Yang Xinxuan, Zhao Jiahui, Tian Hao, Nie Ximing, Zheng Lina, Liu Xin, Wei Zheng Z, Ding Yuchuan, Liu Liping
Department of Neurology, Beijing Tiantan Hospital, Capital Medical University, Beijing, China.
China National Clinical Research Center for Neurological Diseases, Beijing, China.
CNS Neurosci Ther. 2025 May;31(5):e70409. doi: 10.1111/cns.70409.
The no-reflow phenomenon in the ischemic brain following arterial recanalization leads to poor prognosis. Previous studies suggest that the clinically proven NA-1 drug, with disruption of PSD95 in the neuronal terminals alongside the cerebral microvasculature, may inhibit pericytic contraction of microvessels by reducing endothelin-1 secretion.
A 1.5-h tMCAO model using Balb/c mice was employed. In vivo two-photon imaging and immunofluorescence staining were employed to assess the constriction effect of pericytes on capillaries. The impact of NR2B9c/NA-1 administration (intravenously infused at a dose of 10 μmol/kg) on pericyte constriction was evaluated through immunofluorescent staining of brain sections. Additionally, The effect of NA-1 on cerebral perfusion was assessed using laser speckle blood flow monitoring, whole brain slice perfusion, and high-magnification capillary imaging. Enzyme-linked immunosorbent Assay (ELISA) was conducted to determine changes in quantitative ONOO and endothelin-1 (ET-1) content after tat-NA-1 administration. Lastly, microtubule-associated protein 2 (MAP2) staining and behavioral scores were used to evaluate the effects of NA-1 on infarct size and behavioral deficits.

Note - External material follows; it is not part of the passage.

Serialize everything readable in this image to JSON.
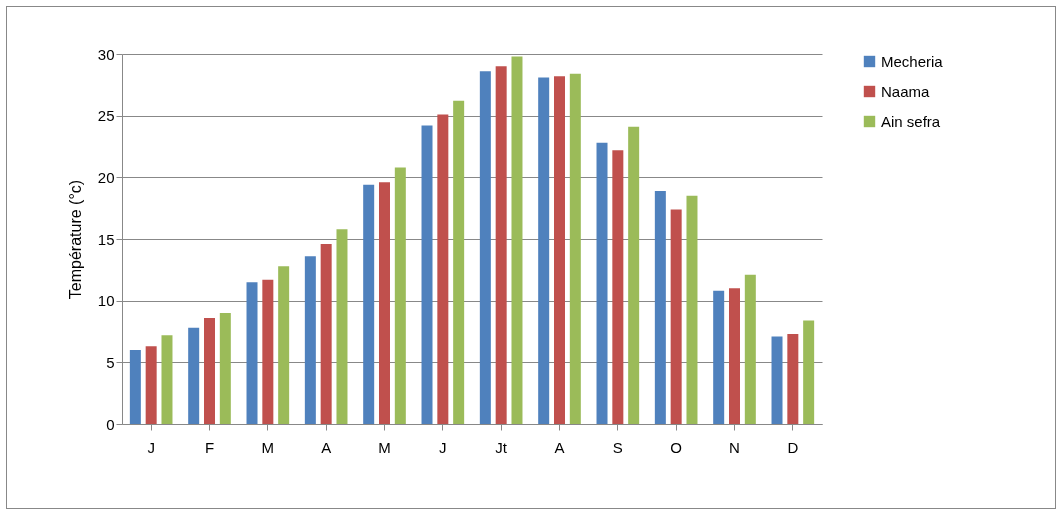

In vivo two-photon imaging and immunofluorescence staining revealed that pericyte constriction following ischemia and recanalization resulted in a decreased diameter of capillaries, particularly at the soma and adjacent areas. Notably, capillary obstruction was localized near pericytes. After administration of NA-1, the immunofluorescence staining section showed that the diameter of capillaries at pericytes' soma and in the adjacent parts increased. The ELISA results indicated a reduction in ONOO and ET-1 levels. Additionally, MAP2 staining revealed a decrease in infarct size, while behavioral scores showed improvements in deficits. This effect of NA-1 was counteracted notably when added ET-1.
NA-1 inhibits pericyte constriction following ischemia-reperfusion by reducing ET-1 levels. It improves capillary no-reflow in mice, enhances cerebral perfusion, decreases infarct size, and mitigates behavioral deficits.
动脉再通后缺血性脑内的无复流现象会导致预后不良。先前的研究表明,临床验证的NA-1药物可破坏脑微血管旁神经元终末中的PSD95,可能通过减少内皮素-1分泌来抑制微血管周细胞的收缩。
采用Balb/c小鼠建立1.5小时大脑中动脉闭塞(tMCAO)模型。运用体内双光子成像和免疫荧光染色评估周细胞对毛细血管的收缩作用。通过脑切片免疫荧光染色评估NR2B9c/NA-1给药(以10 μmol/kg的剂量静脉输注)对周细胞收缩的影响。此外,使用激光散斑血流监测、全脑切片灌注和高倍毛细血管成像评估NA-1对脑灌注的影响。进行酶联免疫吸附测定(ELISA)以确定tat-NA-1给药后定量ONOO和内皮素-1(ET-1)含量的变化。最后,使用微管相关蛋白2(MAP2)染色和行为评分来评估NA-1对梗死面积和行为缺陷的影响。
体内双光子成像和免疫荧光染色显示,缺血再通后周细胞收缩导致毛细血管直径减小,尤其是在胞体和相邻区域。值得注意的是,毛细血管阻塞位于周细胞附近。给予NA-1后,免疫荧光染色切片显示周细胞胞体及其相邻部位的毛细血管直径增加。ELISA结果表明ONOO和ET-1水平降低。此外,MAP2染色显示梗死面积减小,而行为评分显示缺陷有所改善。当添加ET-1时,NA-1的这种作用明显被抵消。
NA-1通过降低ET-1水平抑制缺血再灌注后的周细胞收缩。它改善了小鼠的毛细血管无复流,增强了脑灌注,减小了梗死面积,并减轻了行为缺陷。